Il passaggio su cappuccetto, il lupo e le conseguenti difficoltà a separare i buoni dai cattivi è a mio avviso la piccola perla contenuta in questo racconto. Mi sono piaciuti molto quel verde, quel rosso e come li hai descritti.
Non me ne voglia l’autore, ma solo il grande Gabo era capace di scrivere tre pagine senza punteggiatura e non generare l’effetto apnea. Gabo era Gabo e come lui nessun altro.
mirimettoingioco ha detto:
grazie del commento, righeorizzontali, il parlarsi addosso a volte può essere uno sfogo, altre volte una sorta di promemoria, in ogni caso, per respirare bene bisogna prendere il ritmo giusto. la mancanza di punteggiatura talvolta è anche meglio di una punteggiatura che usa schemi diversissimi da quelli convenzionali; hai letto Saramago? ho esitato per le prime cento pagine.

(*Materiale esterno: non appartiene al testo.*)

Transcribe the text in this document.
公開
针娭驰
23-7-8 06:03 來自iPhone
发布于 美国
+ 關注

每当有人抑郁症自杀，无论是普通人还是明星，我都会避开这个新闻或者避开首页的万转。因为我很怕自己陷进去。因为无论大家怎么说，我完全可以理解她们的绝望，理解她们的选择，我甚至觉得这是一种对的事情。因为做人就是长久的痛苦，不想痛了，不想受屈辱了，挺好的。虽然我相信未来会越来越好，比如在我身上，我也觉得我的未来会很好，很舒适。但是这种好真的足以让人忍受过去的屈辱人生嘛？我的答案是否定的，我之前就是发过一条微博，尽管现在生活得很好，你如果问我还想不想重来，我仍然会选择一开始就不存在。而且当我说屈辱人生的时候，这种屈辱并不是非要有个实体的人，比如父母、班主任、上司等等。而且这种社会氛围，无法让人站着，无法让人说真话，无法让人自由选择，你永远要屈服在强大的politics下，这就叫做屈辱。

Non credevo di dare l’idea di una ricerca di identità, ma più che altro si potrebbe trattare di una attestazione di identità, le idee sono piuttosto chiare su molte cose, se siano giuste o sbagliate questo è tutto da vedere 🙂
righe orizzontali ha detto:
Credo di aver letto in te una ricerca di identità perché, come spesso mi accade, cerco in ciò che leggo uno specchio in cui riflettermi. Nel tuo parlarti addosso ho ritrovato una mia ricerca continua, quel meccanismo che mi fa sovrapporre immagini, pensieri, spazi temporali sempre in cerca di un senso plausibile e di spiegazioni accettabili. Farnetico? Si, stasera farnetico. Non ho letto Saramago e le tue cento pagine di esitazione….
ggianluiigi ha detto:
Ho riflettuto non poco prima di commentare; il fatto è che questo brano è molto vicino al mio sentire e non volevo essere condizionato da questa circostanza, ma esprimere un giudizio quanto più possibile motivato. Allora ho lasciato che le emozioni decantassero.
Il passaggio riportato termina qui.